We currently have enough funds dedicated to our health care system, but is that funding equitable? Half of health care dollars already pass through the hands of the federal government, primarily collected as payroll taxes and general tax revenues. Payroll taxes are at a fixed percentage, creating a greater tax burden for low-income individuals who have little, if any, disposable income, and often do not have enough income to meet their most basic needs. Thus payroll taxes can be inequitable. Although general tax rates theoretically are set at levels that establish equity through their progressive bracketing, the perception of equity varies with the prevailing political element in control.

Health plan premiums tend to be inequitable. Those paying the premiums are paying costs that have been shifted to them from those that are not paying the full costs of the services they have received, even though they may be capable of doing so. Those paying premiums also are paying for expensive health plan bureaucracies that are not providing value for the health care dollars they consume. In addition, premiums "assigned" to lower income employees, whether nominally paid by the employer or the employee, constitute a significantly larger percentage of their net income than do the premiums paid on behalf of higher income employees, a gross inequity. Further, for employment-linked insurance plans, the tax system provides greater implicit discounts for higher income individuals than for those with lower incomes.

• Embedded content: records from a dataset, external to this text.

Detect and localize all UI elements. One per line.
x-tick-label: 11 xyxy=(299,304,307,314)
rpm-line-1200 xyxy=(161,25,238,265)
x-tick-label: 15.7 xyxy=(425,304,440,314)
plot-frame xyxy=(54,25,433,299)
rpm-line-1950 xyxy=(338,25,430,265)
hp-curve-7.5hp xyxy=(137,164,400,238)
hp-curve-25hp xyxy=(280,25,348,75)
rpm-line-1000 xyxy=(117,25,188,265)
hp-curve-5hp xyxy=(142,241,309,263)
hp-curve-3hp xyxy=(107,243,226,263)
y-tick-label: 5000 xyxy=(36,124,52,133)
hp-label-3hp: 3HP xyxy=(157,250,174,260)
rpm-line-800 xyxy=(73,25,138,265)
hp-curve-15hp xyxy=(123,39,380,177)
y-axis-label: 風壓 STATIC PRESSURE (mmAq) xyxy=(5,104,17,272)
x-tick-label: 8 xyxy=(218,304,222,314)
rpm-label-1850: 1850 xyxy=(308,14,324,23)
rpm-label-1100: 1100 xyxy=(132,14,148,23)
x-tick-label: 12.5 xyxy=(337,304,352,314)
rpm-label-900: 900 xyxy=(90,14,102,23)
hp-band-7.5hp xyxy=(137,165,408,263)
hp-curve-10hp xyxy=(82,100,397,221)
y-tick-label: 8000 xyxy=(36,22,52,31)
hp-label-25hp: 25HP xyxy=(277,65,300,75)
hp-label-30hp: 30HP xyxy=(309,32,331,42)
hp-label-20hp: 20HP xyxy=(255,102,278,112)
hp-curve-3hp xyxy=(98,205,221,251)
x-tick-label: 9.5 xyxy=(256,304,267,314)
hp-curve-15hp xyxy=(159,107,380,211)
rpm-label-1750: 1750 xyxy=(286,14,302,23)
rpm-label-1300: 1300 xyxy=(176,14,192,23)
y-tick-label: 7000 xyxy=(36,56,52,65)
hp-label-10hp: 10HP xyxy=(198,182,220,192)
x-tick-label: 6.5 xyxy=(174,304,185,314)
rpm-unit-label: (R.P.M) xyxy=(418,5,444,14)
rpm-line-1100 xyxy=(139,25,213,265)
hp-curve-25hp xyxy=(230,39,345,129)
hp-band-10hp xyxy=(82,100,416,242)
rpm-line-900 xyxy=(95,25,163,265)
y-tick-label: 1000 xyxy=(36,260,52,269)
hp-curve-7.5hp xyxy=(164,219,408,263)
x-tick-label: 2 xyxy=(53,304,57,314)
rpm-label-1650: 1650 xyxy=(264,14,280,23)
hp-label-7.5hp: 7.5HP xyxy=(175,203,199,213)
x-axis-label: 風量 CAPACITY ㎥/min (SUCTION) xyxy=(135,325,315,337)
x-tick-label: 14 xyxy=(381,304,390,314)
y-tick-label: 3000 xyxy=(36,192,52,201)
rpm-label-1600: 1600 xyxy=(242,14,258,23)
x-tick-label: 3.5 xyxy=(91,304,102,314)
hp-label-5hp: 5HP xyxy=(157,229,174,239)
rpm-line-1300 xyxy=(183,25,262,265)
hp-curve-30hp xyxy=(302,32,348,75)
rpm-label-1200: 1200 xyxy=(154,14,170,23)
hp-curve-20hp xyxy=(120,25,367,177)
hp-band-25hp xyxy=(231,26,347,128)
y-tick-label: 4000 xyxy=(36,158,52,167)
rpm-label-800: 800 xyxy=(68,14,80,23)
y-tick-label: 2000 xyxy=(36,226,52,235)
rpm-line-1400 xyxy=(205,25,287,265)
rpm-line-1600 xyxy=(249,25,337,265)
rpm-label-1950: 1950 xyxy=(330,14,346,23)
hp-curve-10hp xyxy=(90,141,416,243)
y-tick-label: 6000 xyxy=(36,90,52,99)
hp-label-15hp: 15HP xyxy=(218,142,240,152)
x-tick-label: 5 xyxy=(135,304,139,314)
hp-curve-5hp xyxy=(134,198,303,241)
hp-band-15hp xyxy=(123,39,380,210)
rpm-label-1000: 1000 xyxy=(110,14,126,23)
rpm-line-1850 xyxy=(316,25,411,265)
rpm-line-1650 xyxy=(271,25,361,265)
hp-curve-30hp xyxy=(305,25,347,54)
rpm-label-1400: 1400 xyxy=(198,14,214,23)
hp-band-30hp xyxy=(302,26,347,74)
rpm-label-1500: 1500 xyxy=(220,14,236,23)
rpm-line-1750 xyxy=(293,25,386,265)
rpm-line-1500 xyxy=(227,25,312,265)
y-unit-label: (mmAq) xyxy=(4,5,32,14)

This regressive tax policy is highly inequitable.

And then there is the hidden burden of funding health care through mechanisms that are often not considered when calculating the nation's health care costs. As examples, we should consider the added costs of the medical component of homeowners' policies, auto insurance, workers' compensation insurance, and malpractice and other liability coverage. Contributions to medical charities are part of the funding, but the deductibility also shifts the tax burden to others. A much greater shift of the tax burden occurs with established tax policies such as the tax deductibility of employer provided insurance. Funding of community clinics also may increase local taxes. The products that we purchase include added health care related costs of the businesses involved. Several of these more obscure funding sources overlap, shifting costs to a degree that it is sometimes difficult to know who is paying what in health care. But they all perpetuate significant inequities in the overall funding of our health care system.

Thus, besides the inequity of our allocation of resources, the funding of health care in the United States is the least equitable of all other industrialized nations. Those relatively affluent individuals that are concerned about the inequality of an equitable system of funding care should look more closely at the much greater inequalities of the inequitable system that we now have. Unequal equity certainly is better than unequal inequity.

Without changing our health care delivery system, and without increasing the financial resources dedicated to health care, we can bring equity to the funding of health care, and we can bring equity to the allocation of those health care resources that provide value. Equity would be realized by the simple measure of adopting a publicly administered program of universal health insurance.